Sign based on photograph with front view of a Turkmenistan Airlines Boeing 757 landing at London Heathrow Airport, England. The registration is not known. Photographed by Adrian Pingstone in June 2004 and released to the public domain.
Sign based on photograph with front view of a Turkmenistan Airlines Boeing 757 landing at London Heathrow Airport, England. The registration is not known. Photographed by Adrian Pingstone in June 2004 and released to the public domain.

Malaysia Airlines Flight 2133

aviationdisastermalaysiasafetyborneo
4 min read

The cockpit voice recorder captured a captain talking about his manager. On 15 September 1995, before Malaysia Airlines Flight 2133 departed Kota Kinabalu for Tawau, the pilot had been counseled by his fleet manager on cost-cutting: avoid circling airports, use straight-in approaches, delay top-of-descent. The flight was already 30 minutes late. Somewhere over the mountains of Sabah, the captain's frustration and the airline's fuel-saving policies fused into a decision chain that would kill 34 people and destroy 40 homes in a shanty town at the end of Tawau's runway.

A Captain Under Pressure

The pilot had history with his managers. Four months earlier, an incident at Bintulu Airport had led to accusations of poor airmanship from the fleet manager in Kuching - accusations the captain's first officer disputed. A subsequent review of the captain's flight logs left him feeling unheard. He told colleagues someone in the company was 'out to get him' and expressed fear that his upcoming line check was designed to end his career. He passed the check anyway, but the resentment didn't pass with it. On the morning of 15 September, the fleet manager counseled him one more time on strict adherence to cost-cutting policies. Hours later, the captain boarded a five-year-old Fokker 50, registration 9M-MGH, for the one-hour flight to Tawau.

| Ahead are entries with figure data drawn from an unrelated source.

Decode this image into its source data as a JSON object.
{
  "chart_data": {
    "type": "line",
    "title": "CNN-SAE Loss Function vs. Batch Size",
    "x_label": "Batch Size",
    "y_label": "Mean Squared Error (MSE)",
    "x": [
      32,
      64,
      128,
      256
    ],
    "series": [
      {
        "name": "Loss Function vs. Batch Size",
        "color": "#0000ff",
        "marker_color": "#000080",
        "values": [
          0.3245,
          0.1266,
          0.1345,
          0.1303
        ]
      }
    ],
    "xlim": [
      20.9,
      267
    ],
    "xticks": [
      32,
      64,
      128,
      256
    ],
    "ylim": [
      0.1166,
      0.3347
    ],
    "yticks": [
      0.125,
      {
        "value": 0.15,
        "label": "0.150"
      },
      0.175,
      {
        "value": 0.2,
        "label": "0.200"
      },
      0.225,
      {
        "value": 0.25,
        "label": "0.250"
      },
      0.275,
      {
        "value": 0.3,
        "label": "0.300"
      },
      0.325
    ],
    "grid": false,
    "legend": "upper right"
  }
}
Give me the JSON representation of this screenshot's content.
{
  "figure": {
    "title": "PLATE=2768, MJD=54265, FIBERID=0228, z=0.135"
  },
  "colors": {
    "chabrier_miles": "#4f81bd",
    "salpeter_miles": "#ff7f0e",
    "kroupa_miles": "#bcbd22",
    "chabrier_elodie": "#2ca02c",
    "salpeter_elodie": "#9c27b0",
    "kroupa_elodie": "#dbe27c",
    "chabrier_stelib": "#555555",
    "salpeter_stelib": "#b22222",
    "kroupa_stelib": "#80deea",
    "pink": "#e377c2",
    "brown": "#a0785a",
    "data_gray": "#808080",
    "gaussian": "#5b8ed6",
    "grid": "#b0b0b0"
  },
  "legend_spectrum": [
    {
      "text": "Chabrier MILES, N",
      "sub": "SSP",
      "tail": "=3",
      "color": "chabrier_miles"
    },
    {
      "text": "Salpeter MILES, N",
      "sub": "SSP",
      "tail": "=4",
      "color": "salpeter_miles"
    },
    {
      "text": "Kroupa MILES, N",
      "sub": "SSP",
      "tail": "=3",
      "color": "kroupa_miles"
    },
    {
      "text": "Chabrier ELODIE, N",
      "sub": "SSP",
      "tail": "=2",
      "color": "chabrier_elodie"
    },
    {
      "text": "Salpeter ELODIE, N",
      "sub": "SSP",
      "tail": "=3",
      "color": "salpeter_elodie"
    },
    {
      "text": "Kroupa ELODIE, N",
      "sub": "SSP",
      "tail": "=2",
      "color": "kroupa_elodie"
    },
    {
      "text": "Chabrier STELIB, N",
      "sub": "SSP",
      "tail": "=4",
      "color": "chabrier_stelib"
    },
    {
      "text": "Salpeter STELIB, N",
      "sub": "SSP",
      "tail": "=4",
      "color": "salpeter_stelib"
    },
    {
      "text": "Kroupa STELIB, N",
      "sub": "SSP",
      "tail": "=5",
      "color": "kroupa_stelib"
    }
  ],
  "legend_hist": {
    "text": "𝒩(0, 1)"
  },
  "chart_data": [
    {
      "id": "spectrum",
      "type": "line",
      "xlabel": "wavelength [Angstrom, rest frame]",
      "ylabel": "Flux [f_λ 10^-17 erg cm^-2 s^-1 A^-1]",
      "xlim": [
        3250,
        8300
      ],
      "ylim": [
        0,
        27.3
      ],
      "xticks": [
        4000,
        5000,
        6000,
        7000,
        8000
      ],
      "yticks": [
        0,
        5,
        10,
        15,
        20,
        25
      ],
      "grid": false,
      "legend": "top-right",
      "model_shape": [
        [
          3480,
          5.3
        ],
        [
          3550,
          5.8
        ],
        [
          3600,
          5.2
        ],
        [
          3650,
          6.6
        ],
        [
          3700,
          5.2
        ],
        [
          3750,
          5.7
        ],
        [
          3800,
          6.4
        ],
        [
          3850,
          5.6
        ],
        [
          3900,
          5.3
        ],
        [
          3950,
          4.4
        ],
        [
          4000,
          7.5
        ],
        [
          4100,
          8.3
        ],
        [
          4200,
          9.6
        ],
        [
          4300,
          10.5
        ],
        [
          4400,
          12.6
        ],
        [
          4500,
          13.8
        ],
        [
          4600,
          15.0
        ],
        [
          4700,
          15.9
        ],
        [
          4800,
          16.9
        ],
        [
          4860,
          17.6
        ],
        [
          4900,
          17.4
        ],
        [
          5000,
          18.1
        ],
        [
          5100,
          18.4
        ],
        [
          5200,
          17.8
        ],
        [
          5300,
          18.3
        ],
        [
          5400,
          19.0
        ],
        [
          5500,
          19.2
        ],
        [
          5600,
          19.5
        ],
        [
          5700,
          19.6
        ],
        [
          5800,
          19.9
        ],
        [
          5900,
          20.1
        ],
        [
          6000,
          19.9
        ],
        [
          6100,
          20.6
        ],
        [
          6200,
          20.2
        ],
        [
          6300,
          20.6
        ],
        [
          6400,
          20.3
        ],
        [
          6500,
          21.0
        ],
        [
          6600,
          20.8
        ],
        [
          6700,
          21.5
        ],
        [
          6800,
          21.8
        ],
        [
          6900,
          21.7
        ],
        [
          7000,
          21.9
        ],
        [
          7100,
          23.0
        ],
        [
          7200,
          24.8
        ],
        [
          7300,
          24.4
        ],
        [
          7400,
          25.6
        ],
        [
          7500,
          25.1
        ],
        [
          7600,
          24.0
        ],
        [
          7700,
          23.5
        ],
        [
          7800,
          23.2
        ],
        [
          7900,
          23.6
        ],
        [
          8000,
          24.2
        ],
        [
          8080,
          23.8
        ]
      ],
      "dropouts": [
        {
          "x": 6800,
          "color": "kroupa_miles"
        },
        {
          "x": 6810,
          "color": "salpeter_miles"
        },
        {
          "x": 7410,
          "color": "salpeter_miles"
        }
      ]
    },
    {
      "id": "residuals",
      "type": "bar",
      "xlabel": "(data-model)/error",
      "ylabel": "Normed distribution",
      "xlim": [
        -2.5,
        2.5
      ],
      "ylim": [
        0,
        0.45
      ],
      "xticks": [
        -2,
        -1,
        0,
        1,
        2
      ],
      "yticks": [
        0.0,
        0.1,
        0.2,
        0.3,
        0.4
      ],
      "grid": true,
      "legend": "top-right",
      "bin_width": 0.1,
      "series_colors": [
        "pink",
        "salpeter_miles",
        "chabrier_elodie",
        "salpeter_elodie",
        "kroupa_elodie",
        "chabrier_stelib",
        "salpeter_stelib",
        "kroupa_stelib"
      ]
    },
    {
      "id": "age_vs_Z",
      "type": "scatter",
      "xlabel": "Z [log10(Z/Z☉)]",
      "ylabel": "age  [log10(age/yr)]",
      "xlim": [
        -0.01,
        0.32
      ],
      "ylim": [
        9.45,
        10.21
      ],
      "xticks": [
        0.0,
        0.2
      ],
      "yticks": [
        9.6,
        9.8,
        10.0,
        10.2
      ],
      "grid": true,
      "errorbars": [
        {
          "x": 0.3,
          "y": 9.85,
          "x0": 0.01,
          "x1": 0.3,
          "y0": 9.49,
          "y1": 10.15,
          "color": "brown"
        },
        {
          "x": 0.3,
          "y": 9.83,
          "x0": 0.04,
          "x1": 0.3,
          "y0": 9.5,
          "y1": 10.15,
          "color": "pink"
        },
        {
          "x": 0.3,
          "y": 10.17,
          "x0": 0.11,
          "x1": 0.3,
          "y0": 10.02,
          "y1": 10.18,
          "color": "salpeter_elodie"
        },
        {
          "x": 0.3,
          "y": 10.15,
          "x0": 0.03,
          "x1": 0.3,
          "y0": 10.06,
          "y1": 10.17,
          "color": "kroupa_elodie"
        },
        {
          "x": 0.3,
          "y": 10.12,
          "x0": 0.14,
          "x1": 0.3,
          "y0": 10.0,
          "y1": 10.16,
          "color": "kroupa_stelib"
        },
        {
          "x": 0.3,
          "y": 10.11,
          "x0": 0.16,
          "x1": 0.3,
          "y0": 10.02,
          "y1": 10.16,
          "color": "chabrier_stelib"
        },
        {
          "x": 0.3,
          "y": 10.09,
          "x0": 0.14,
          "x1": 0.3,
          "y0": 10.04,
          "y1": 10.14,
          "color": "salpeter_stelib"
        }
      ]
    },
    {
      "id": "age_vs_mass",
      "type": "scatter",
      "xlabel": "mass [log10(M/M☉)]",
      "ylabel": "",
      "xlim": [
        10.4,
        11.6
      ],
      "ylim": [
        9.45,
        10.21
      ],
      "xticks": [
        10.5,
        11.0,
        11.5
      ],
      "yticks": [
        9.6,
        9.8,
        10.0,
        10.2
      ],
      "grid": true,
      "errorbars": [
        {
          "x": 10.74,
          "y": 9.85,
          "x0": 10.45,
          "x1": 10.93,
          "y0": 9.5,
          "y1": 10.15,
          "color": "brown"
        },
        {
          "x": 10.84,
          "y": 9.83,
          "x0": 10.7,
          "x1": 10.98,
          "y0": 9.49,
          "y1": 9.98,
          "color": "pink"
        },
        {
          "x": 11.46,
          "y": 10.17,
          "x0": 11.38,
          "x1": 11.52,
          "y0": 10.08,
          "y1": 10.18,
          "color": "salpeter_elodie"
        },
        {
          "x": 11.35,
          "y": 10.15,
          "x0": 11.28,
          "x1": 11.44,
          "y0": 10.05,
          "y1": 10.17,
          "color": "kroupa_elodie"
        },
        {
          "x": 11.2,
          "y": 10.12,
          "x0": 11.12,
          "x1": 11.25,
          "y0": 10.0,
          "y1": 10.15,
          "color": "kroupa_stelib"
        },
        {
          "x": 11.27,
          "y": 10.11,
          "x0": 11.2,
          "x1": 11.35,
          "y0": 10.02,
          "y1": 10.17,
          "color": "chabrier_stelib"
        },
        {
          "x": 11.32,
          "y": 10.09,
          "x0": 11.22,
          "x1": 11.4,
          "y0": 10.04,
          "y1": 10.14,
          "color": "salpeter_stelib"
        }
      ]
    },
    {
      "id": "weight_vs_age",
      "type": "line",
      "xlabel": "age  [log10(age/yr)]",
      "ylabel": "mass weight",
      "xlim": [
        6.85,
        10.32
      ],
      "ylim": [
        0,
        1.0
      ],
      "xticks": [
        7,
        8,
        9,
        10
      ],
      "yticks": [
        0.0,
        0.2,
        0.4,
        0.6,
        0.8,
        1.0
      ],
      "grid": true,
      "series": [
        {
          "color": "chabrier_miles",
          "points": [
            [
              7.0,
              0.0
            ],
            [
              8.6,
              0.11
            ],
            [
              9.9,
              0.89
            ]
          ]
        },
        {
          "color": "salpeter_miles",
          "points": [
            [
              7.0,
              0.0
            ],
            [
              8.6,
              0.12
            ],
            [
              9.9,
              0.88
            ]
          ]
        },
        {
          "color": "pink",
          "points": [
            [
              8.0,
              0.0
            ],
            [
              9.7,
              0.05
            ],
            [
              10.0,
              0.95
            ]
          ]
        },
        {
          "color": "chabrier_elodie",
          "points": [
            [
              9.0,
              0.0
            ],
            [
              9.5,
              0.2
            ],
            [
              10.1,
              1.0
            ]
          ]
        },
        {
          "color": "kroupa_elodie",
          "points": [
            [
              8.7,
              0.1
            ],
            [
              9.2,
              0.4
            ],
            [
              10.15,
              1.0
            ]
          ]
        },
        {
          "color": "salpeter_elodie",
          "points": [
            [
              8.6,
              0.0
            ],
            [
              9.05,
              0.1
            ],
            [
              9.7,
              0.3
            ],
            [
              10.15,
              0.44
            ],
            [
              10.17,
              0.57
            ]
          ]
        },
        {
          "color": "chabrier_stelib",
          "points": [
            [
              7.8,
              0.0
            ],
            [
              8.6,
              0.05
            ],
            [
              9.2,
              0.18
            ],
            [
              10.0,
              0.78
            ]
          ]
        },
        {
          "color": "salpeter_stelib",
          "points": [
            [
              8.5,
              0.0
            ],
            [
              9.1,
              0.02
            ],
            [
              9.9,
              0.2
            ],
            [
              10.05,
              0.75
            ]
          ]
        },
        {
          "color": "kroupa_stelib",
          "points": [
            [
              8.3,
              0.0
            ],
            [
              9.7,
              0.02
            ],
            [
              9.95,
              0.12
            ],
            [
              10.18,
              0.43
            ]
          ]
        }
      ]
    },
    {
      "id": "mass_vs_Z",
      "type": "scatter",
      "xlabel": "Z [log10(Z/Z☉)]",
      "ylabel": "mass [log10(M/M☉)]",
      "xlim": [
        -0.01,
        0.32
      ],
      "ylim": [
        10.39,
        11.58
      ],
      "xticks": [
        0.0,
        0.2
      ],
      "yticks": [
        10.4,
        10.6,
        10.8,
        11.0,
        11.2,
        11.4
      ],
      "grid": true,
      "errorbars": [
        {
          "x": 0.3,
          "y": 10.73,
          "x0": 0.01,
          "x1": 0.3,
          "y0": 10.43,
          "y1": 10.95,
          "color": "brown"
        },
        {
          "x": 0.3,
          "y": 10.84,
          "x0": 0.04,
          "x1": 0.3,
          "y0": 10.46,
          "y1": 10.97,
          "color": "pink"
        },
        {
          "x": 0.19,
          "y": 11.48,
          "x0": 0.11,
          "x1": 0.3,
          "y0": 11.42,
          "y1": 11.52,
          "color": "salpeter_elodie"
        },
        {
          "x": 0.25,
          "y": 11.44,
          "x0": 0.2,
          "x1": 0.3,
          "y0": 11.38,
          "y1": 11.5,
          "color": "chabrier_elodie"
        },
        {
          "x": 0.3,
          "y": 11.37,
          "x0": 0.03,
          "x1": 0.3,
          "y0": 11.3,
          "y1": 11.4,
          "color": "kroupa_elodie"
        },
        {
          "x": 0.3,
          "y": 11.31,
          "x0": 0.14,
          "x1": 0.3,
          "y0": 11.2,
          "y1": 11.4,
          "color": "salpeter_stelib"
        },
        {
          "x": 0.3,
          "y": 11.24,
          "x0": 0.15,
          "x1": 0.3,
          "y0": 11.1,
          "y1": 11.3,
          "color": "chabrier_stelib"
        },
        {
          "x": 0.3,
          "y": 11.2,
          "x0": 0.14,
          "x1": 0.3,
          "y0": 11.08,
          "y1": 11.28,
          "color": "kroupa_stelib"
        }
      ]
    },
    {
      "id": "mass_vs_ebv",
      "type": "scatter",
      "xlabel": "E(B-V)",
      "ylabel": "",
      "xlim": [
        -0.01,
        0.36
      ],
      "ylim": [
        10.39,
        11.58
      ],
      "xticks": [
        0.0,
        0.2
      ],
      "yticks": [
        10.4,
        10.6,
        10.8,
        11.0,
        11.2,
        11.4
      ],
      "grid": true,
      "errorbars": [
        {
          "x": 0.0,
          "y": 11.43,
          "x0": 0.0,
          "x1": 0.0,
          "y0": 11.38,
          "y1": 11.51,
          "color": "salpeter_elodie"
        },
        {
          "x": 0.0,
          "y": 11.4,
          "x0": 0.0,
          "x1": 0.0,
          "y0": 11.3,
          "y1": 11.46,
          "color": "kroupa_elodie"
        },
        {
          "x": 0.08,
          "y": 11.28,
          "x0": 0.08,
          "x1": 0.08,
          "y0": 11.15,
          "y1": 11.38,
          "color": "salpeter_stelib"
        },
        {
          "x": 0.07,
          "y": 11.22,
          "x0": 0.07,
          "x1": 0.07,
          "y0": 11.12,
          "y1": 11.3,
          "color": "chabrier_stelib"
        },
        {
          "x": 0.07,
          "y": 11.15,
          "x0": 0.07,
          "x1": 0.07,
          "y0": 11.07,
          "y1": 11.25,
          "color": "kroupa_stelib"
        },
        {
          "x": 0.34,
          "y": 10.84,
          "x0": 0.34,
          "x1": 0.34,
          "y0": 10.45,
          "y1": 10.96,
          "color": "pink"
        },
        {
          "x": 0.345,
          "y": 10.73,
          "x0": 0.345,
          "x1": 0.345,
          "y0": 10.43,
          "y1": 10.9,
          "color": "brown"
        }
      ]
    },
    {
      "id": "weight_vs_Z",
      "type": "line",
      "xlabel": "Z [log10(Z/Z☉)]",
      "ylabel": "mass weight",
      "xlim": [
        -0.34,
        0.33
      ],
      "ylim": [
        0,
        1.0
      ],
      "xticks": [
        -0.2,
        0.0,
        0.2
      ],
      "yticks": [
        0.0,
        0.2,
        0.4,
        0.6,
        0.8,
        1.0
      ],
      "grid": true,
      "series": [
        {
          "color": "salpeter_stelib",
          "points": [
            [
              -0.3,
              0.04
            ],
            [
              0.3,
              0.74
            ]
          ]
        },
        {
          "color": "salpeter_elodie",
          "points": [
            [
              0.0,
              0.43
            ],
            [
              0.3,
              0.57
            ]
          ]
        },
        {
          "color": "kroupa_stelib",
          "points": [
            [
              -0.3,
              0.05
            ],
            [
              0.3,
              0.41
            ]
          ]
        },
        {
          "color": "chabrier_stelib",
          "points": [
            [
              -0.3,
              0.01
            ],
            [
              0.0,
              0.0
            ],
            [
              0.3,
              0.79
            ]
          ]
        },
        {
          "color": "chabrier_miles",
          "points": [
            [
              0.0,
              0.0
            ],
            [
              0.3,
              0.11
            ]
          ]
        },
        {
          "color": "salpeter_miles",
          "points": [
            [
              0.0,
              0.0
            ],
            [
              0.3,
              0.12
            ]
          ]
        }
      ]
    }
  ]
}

Too High, Too Fast, Too Late

Air traffic control complicated matters from the start. Flight 2133 was sequenced as number two to land behind a Transmile cargo flight at lower altitude, with a Malaysia Airlines Boeing 737 close behind. Unable to get descent clearance from 17,000 feet, the captain negotiated directly with the lead aircraft's crew to swap positions. The controller approved. But the swap left Flight 2133 far too high and too close to the airport for a normal descent. The first officer warned about excessive speed. The captain maintained it. The first officer warned again. The captain said the approach would be fine as long as they stayed below 160 knots. The Ground Proximity Warning System sounded - a mandatory go-around trigger under Malaysia Airlines' own procedures. The captain ignored it and committed to land.

Three-Quarters of a Runway

Tawau's runway was 5,600 feet long. Flight 2133 touched down at three-quarters of its total length, leaving roughly 1,400 feet to stop a turboprop still traveling far above normal landing speed. The brakes could not do what physics would not allow. The Fokker 50 overran the runway and plowed into a settlement of houses beyond the airport perimeter. Eighteen firefighters responded immediately, though crowds of onlookers hampered the rescue effort. The fire burned into the evening. Of the 53 people aboard, 34 died - 32 passengers and both pilots. On the ground, 10 residents were injured and 40 houses were damaged or destroyed. It was the first hull loss of a Fokker 50 anywhere in the world.

What the Investigation Found

The Malaysian Department of Civil Aviation published its final report on 20 May 1998, nearly three years after the crash. Flight recorders were analyzed at the UK's Air Accidents Investigation Branch facility in Farnborough, with representatives from Fokker in the Netherlands, Pratt & Whitney Canada, and the FAA assisting. Investigators blamed the captain's decision to land despite unstable approach conditions, but the report cut deeper than individual error. The airline's culture of cost-cutting and schedule pressure had shaped the captain's calculus. A visual illusion specific to Tawau's approach may have contributed to the crew's misjudgment of altitude. And the first officer, who warned repeatedly but never took control, became a case study in what the industry calls crew resource management failure. Malaysia was directed to make CRM training compulsory for all airlines. The recommendation arrived three years and 34 lives too late.

From the Air

Tawau Airport (WBKW) at 4.30N, 118.10E. The accident occurred at the departure end of Runway 17. The runway has since been extended, but in 1995 it was only 5,600 feet - short for turboprop operations at tropical temperatures. The approach from the north crosses mountainous terrain of interior Sabah. Visual approaches to Runway 17 can create an optical illusion making pilots believe they are lower than actual glideslope. Kota Kinabalu International Airport (WBKK), the flight's origin, lies approximately 400 km to the northwest.